It's been quite a while since I covered the topic of spam from a technical point of view. I used to go deep on the issue. I would propose potential solutions, vet other ones, and tell readers why most of the ideas they were coming up with -- for example, a National Do-Not-Spam Registry -- were well-intentioned, but ultimately, unworkable. I even formed an event (JamSpam) that pulled all the major vendors together in hopes of getting them to produce some anti-spam standards. But it was too no avail. For the most part, vendors see big money in being the one who can best stop spam. And so, there's no incentive to collaborate in a way that produces some standards that would ultimately mean no one makes money on stopping spam (which is the way it should be). It's a long story.
The bad news? There are still no such standards. More bad news? There's no sweet spot in today's anti-spam systems. What I mean by this is that all anti-spam systems have some knobs and levers that are controlled by the e-mail recipients (or administrators) and there's no way to perfectly tune them so that all spam is kept out and all the good e-mail is let in. The sweetest spot that can be found is one where some spam still gets through, and some good e-mail gets tagged as spam (known as a false positive). The result is that we have to double check our anti-spam or junk e-mail folders (known as "honey pots", these are the places where our anti-spam solutions are dumping suspected spam) anyway. I now do it twice a day because of the number of legitimate e-mails that are somehow getting dumped there -- some of them important ones. If we have to double check our honey pots, we might as well not have anti-spam systems at all. That's because the whole point of these systems to save us the time it would normally take to manually decide if something is spam or not.
So, why write about spam again now? Because I've noticed a new kind of spam that's quite amazing in how it can probably beat most anti-spam systems and I'm wondering if robots are doing the work or if some human is doing this by hand. I suspect it's robots which is why it has me worried because it looks like there are humans at work (not a scalable system). This new form of spam appears to be very personalized to me. For example, the subject lines in a lot of the spam I've been getting appears extremely targeted to my interests. The last such spam to show up (promoting penny stocks) had the following subject line:
Creating the Portlet ClassAs a first step, create the portlet class and name it MashupMapPortlet, as described in this section.

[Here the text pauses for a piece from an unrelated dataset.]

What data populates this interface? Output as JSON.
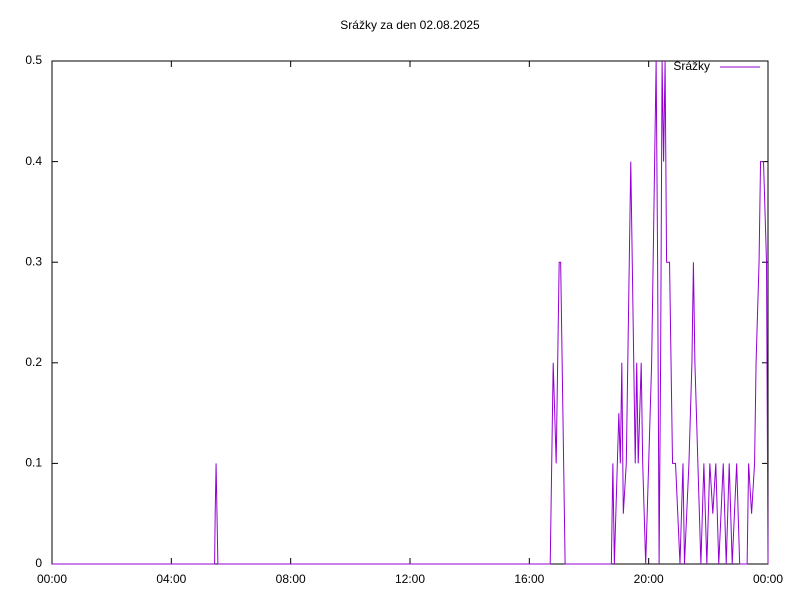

Then, the body of the spam includes the following text:
In tests, Sun's Java Enterprise Performance team has found that the two operations take about the same amount of time. In the future, you might expect deployment through annotation processing to improve more than deployment through XML parsing. Externaldependencies that cannot be injected through resource injection, suchas JDBC or message queue connections, can still be cached while yourbeans are active. In the future, you might expect deployment through annotation processing to improve more than deployment through XML parsing. You could solve this problem by making the MBean a Dynamic MBean rather than a Standard MBean and by implementing the DynamicMBean. DefinitionFirst, define the portlet class in MashupMapPortlet. Another potential problem appears when trying to determine stringequality.Keys and certificates stored in MS Windows key containers and certificate stores, known as keystores, can be accessed by using the java. Working within the Swing toolkit, I've learned to pick up things from source code. Defining a Type for the Bundle of ValuesAn alternative approach is to define a Java class that represents the relevant bundle of values. But you can write first-rate Swing applications that are very quick and perform well.MXBeans are used in the java.
For the most part, this passage makes no sense and there is no connection to the subject line. But what's scary is that this is the sort of stuff that I'd normally read. And I'm pretty certain that someone, or worse, some machine knows that. This isn't the only spam I've gotten like this. I'm getting a lot of spam that indicates somebody or some thing has some how picked up on my areas of interest, and, as a result, is sending spam to me that includes text that easily gets by the watchful eyes of any anti-spam system I've set up. I'd say about then of these have found their way into my inboxes in the last week. All of this work to sneak the following graphic onto the display in front of my face:
First, the reason spammers use graphics is because graphics are a means of presenting text that can't be examined by anti-spam technologies that normally inspect an e-mails text. Many anti-spam technologies just throw graphics since not much can be determined by their presence. Second, take a closer look at this graphic. Not only was the text in the main e-mail designed to fool most anti-spam systems, the text in the graphic is designed to fool any software that tries to scan graphics for offending text. Because the characters are "wavey", most scanning software won't even realize there is text in this graphic.
The level of sophistication in this spam -- and the fact that it's getting by two anti-spam technologies that I rely on (a centrally managed version of Spam Assassin and Outlook's built-in anti-spam tech) is quite scary.